Plaintiffs require discovery from the defendants to obtain proof of the precise nature of the interstate or foreign commerce activities engaged in by the defendants.

The purpose of a motion to dismiss is not to test the weight of the evidence which might be offered in support of it but to assess the legal feasibility of the complaint. Geisler v. Petrocelli, 616 F.2d 636, 639 (2d Cir.1980). Dismissal of a complaint before discovery is a drastic step which should not be taken unless it appears to a certainty that the plaintiff is entitled to no relief under any set of facts which could be proved in support of the claim. Wade v.

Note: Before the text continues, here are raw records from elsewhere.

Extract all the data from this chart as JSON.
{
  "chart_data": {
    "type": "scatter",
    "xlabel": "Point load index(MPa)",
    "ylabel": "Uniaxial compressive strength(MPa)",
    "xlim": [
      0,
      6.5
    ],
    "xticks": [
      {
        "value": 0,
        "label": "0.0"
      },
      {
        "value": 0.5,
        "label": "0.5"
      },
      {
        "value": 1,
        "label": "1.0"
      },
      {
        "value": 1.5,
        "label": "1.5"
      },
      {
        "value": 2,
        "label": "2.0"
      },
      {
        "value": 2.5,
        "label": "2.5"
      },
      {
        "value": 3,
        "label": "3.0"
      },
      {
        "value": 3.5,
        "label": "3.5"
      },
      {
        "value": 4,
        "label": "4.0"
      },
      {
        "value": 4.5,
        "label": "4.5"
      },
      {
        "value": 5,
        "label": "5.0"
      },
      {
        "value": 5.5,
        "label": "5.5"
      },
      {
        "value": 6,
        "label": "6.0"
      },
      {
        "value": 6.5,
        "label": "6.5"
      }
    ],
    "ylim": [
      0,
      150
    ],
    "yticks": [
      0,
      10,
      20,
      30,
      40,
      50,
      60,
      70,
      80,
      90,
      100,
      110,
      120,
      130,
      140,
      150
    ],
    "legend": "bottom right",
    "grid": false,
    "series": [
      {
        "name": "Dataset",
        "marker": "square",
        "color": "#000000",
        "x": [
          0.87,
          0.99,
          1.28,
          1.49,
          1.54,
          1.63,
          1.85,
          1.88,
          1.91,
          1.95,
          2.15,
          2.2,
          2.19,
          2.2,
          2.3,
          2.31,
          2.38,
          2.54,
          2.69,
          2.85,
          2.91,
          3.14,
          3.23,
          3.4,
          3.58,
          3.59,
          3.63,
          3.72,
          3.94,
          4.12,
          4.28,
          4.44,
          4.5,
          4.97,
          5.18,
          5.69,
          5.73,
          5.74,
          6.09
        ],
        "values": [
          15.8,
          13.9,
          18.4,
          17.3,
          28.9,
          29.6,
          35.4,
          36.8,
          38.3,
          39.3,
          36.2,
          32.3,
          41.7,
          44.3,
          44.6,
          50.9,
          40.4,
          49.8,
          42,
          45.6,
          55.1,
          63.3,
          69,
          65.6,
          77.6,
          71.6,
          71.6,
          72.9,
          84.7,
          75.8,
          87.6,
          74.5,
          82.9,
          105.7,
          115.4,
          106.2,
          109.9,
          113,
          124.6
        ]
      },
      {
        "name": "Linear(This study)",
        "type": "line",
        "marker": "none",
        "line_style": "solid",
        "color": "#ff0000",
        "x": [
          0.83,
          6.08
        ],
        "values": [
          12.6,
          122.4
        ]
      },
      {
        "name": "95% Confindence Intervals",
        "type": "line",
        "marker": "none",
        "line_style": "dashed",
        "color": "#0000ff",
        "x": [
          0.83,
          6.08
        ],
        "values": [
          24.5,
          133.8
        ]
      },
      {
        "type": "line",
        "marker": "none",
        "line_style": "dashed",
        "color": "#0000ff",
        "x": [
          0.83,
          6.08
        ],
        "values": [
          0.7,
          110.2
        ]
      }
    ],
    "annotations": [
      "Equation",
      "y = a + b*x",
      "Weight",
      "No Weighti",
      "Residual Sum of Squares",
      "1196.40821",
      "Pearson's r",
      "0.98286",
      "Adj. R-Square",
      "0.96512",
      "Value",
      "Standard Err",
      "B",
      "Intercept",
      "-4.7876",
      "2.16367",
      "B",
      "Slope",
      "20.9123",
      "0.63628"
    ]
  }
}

Johnson Controls, Inc., 693 F.2d 19, 22 (2d Cir.1982).

It is not beyond the realm of possibility that the plaintiffs could prove two or more of the predicate acts listed in 1138. Indeed, Doberman’s apparent flight is grounds for drawing an inference that the alleged thefts involve interstate activities. Furthermore, pleading on information and belief is permissible where, as here, the facts are peculiarly within the knowledge of the defendants. See Perington Wholesale, Inc. v. Burger King Corp., 631 F.2d 1369, 1372-73 (10th Cir.1979) (quoting Carroll v. Morrison Hotel Corp., 149 F.2d 404, 406 (7th Cir.1945)); 5 C. Wright & A. Miller, Federal Practice and Procedure § 1224 (1969).

Finally, defendants object to allowing discovery to establish the elements of a RICO violation on the ground that it “raises serious Fifth Amendment problems.” Defendants make this argument, however, in a vacuum. They are free to object to discovery demands or to seek a protective order to preserve their Fifth Amendment rights, but in the absence of a specific demand or objection no relief can be granted.

For the reasons stated above, the motion to dismiss the complaint is denied.

IT IS SO ORDERED. 
      
      . Section 1962 reads, in pertinent part:
      (a) It shall be unlawful for any person who has received any income derived, directly or indirectly, from a pattern of racketeering activity or through collection of an unlawful debt in which such person has participated as a principal within the meaning of section 2, title 18, United States Code, to use or invest, directly or indirectly, any part of such income, or the proceeds of such income, in acquisition of any interest in, or the establishment or operation of, any enterprise which is engaged in or the activities of which affect, interstate or foreign commerce.
      (b) It shall be unlawful for any person through a pattern of racketeering activity or through collection of an unlawful debt to acquire or maintain, directly or indirectly, any interest in or control of any enterprise which is engaged in, or the activities of which affect interstate or foreign commerce.
      (c) It shall be unlawful for any person employed by or associated with any enterprise engaged in, or the activities of which affect, interstate or foreign commerce, to conduct or participate, directly or indirectly, in the conduct of such enterprise’s affairs through a pattern of racketeering activity or collection of unlawful debt.
      (d) It shall be unlawful for any person to conspire to violate any of the provisions of subsections (a), (b), or (c) of this section.
     
      
      . Section 1964(c) reads:
      (c) Any person injured in his business or property by reason of a violation of section 1962 of this chapter may sue therefor in any appropriate United States district court and shall recover threefold the damages he sustains and the cost of the suit, including a reasonable attorney’s fee.